Diskon besar harga obligasi negara



JAKARTA. Harga surat utang negara (SUN) semakin anjlok. Kemarin, harga seluruh seri acuan SUN terdiskon besar-besaran. Alhasil, yield SUN pun melonjak.      

Ambil contoh, yield SUN acuan 10 tahun, kemarin, sudah sebesar 8,21%, tertinggi sejak Maret 2011. Alhasil, pemerintah harus menambah ongkos lebih besar lagi, untuk membayar bunga utang ini.

Prediksi Lana Soelistianingsih, Ekonom Samuel Sekuritas, diskon harga obligasi negara masih berpeluang terjadi hingga September mendatang. Maklum, lonjakan inflasi masih membayangi pasar obligasi nasional.   


Bukan hanya pemerintah, korporasi pun ikut menanggung efeknya. Ongkos berutang makin mahal, karena imbal hasil obligasi korporasi mengacu SUN acuan. 

"Saat ini, premium yield obligasi korporasi yang menarik adalah 250-300 basis poin di atas yield SUN dengan tenor dan peringkat sama," jelas Lana, Selasa (16/7).  

Ini berarti, korporasi yang akan merilis obligasi harus menawarkan yieldsekitar 10,71%-11,21% untuk obligasi bertenor 10 tahun. Padahal sebelumnya, rata-rata yield obligasi korporasi di kisaran 8% per tahun.   

Obligasi terbitan perusahaan properti malah bisa naik lebih tinggi lagi. Agar menarik, kalkulasi Lana, premium yield obligasi properti minimal 325 basis poin di atas yield SUN bertenor sama.  

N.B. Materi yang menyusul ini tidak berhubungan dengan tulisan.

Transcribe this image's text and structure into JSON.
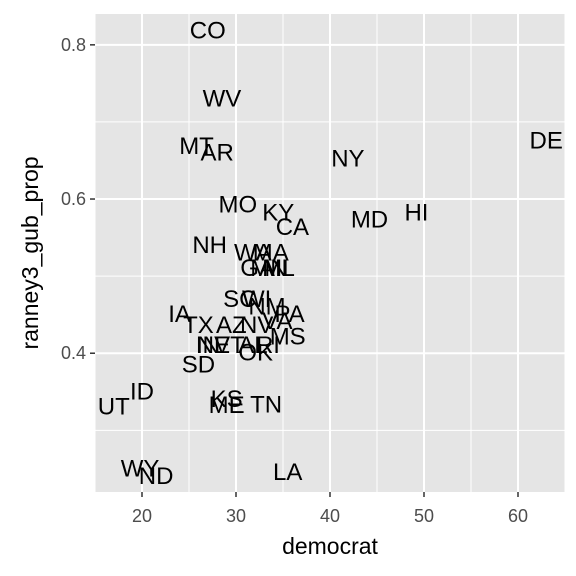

Gara-gara kekhawatiran bubble properti, Bank Indonesia terus memperketat penyaluran kredit ke sektor ini. Risiko sektor properti pun naik. Perusahaan properti yang akan menerbitkan obligasi pun harus membayar kecemasan investor dengan membayar yield lebih tinggi ketimbang obligasi sektor lain.  

Dengan berbagai gambaran tersebut, hingga tiga bulan ke depan bukan masa terbaik bagi penerbit obligasi jika ingin mendapatkan bunga ringan. "Tunggu saja setelah September, saat yield lebih stabil," tambah Lana.  

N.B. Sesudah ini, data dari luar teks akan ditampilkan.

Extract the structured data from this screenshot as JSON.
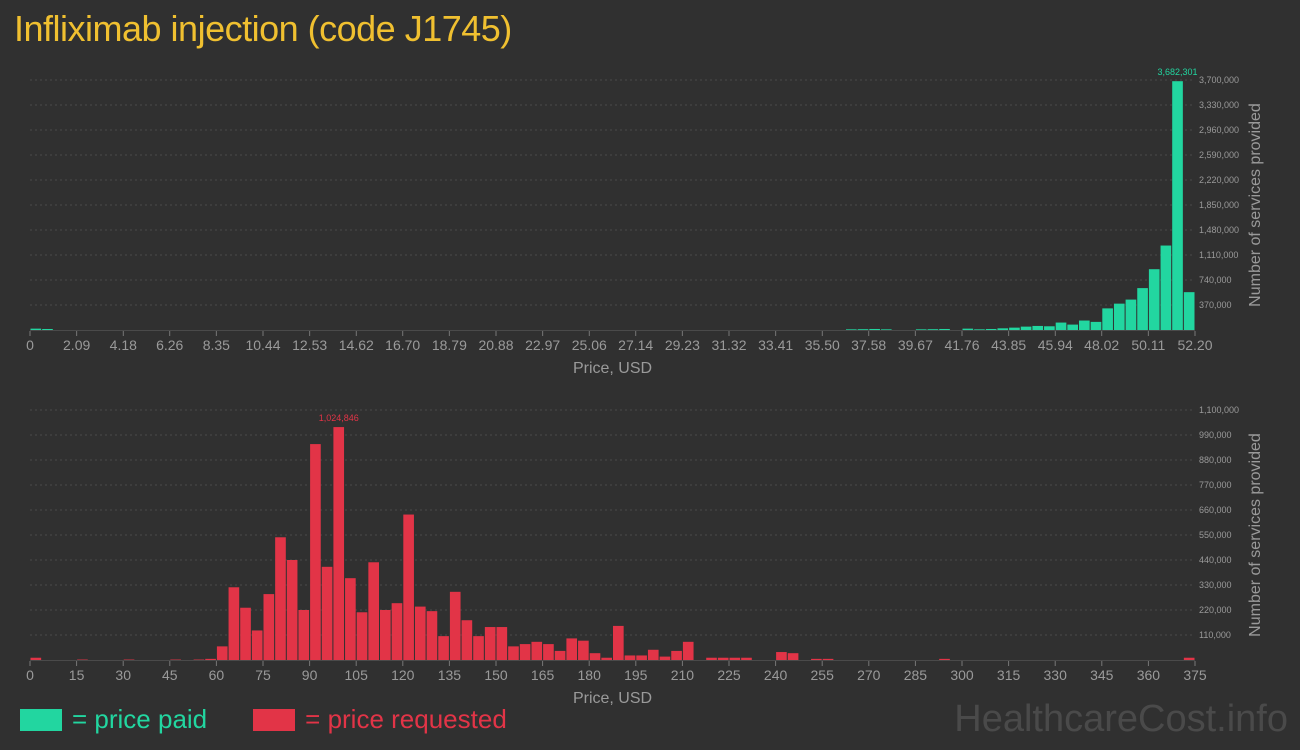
{
  "page": {
    "title": "Infliximab injection (code J1745)",
    "watermark": "HealthcareCost.info"
  },
  "colors": {
    "paid": "#22d6a0",
    "requested": "#e23447",
    "title": "#f0c030",
    "text": "#9a9a9a",
    "grid": "#4a4a4a",
    "background": "#303030"
  },
  "legend": {
    "paid_label": "= price paid",
    "requested_label": "= price requested"
  },
  "chart_data": [
    {
      "type": "bar",
      "name": "price paid",
      "xlabel": "Price, USD",
      "ylabel": "Number of services provided",
      "xlim": [
        0,
        52.2
      ],
      "ylim": [
        0,
        3700000
      ],
      "x_ticks": [
        "0",
        "2.09",
        "4.18",
        "6.26",
        "8.35",
        "10.44",
        "12.53",
        "14.62",
        "16.70",
        "18.79",
        "20.88",
        "22.97",
        "25.06",
        "27.14",
        "29.23",
        "31.32",
        "33.41",
        "35.50",
        "37.58",
        "39.67",
        "41.76",
        "43.85",
        "45.94",
        "48.02",
        "50.11",
        "52.20"
      ],
      "y_ticks": [
        "370,000",
        "740,000",
        "1,110,000",
        "1,480,000",
        "1,850,000",
        "2,220,000",
        "2,590,000",
        "2,960,000",
        "3,330,000",
        "3,700,000"
      ],
      "max_label": "3,682,301",
      "bin_width": 0.522,
      "x": [
        0.261,
        0.783,
        36.801,
        37.323,
        37.845,
        38.367,
        39.933,
        40.455,
        40.977,
        42.021,
        42.543,
        43.065,
        43.587,
        44.109,
        44.631,
        45.153,
        45.675,
        46.197,
        46.719,
        47.241,
        47.763,
        48.285,
        48.807,
        49.329,
        49.851,
        50.373,
        50.895,
        51.417,
        51.939
      ],
      "values": [
        20000,
        15000,
        10000,
        12000,
        15000,
        10000,
        10000,
        12000,
        15000,
        20000,
        10000,
        15000,
        25000,
        35000,
        50000,
        60000,
        55000,
        110000,
        80000,
        140000,
        120000,
        320000,
        390000,
        450000,
        620000,
        900000,
        1250000,
        3682301,
        560000
      ]
    },
    {
      "type": "bar",
      "name": "price requested",
      "xlabel": "Price, USD",
      "ylabel": "Number of services provided",
      "xlim": [
        0,
        375
      ],
      "ylim": [
        0,
        1100000
      ],
      "x_ticks": [
        "0",
        "15",
        "30",
        "45",
        "60",
        "75",
        "90",
        "105",
        "120",
        "135",
        "150",
        "165",
        "180",
        "195",
        "210",
        "225",
        "240",
        "255",
        "270",
        "285",
        "300",
        "315",
        "330",
        "345",
        "360",
        "375"
      ],
      "y_ticks": [
        "110,000",
        "220,000",
        "330,000",
        "440,000",
        "550,000",
        "660,000",
        "770,000",
        "880,000",
        "990,000",
        "1,100,000"
      ],
      "max_label": "1,024,846",
      "bin_width": 3.75,
      "x": [
        1.875,
        16.875,
        31.875,
        46.875,
        54.375,
        58.125,
        61.875,
        65.625,
        69.375,
        73.125,
        76.875,
        80.625,
        84.375,
        88.125,
        91.875,
        95.625,
        99.375,
        103.125,
        106.875,
        110.625,
        114.375,
        118.125,
        121.875,
        125.625,
        129.375,
        133.125,
        136.875,
        140.625,
        144.375,
        148.125,
        151.875,
        155.625,
        159.375,
        163.125,
        166.875,
        170.625,
        174.375,
        178.125,
        181.875,
        185.625,
        189.375,
        193.125,
        196.875,
        200.625,
        204.375,
        208.125,
        211.875,
        219.375,
        223.125,
        226.875,
        230.625,
        241.875,
        245.625,
        253.125,
        256.875,
        294.375,
        373.125
      ],
      "values": [
        10000,
        2000,
        2000,
        2000,
        2000,
        5000,
        60000,
        320000,
        230000,
        130000,
        290000,
        540000,
        440000,
        220000,
        950000,
        410000,
        1024846,
        360000,
        210000,
        430000,
        220000,
        250000,
        640000,
        235000,
        215000,
        105000,
        300000,
        175000,
        105000,
        145000,
        145000,
        60000,
        70000,
        80000,
        70000,
        40000,
        95000,
        85000,
        30000,
        10000,
        150000,
        20000,
        20000,
        45000,
        15000,
        40000,
        80000,
        10000,
        10000,
        10000,
        10000,
        35000,
        30000,
        5000,
        5000,
        5000,
        10000
      ]
    }
  ]
}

Analis Batavia Prosperindo Sekuritas, Steven Gunawan menambahkan, tergelincirnya harga SUN meningkatkan risiko berinvestasi di Indonesia. Apalagi, pada saat bersamaan, rupiah melemah terhadap dollar AS  .  

Steven setuju dengan Lana bahwa kondisi saat ini belum kondusif bagi korporasi menerbitkan obligasi. Investor akan makin selektif mencermati profil risiko   perusahaan yang akan menerbitkan obligasi dalam waktu dekat ini.  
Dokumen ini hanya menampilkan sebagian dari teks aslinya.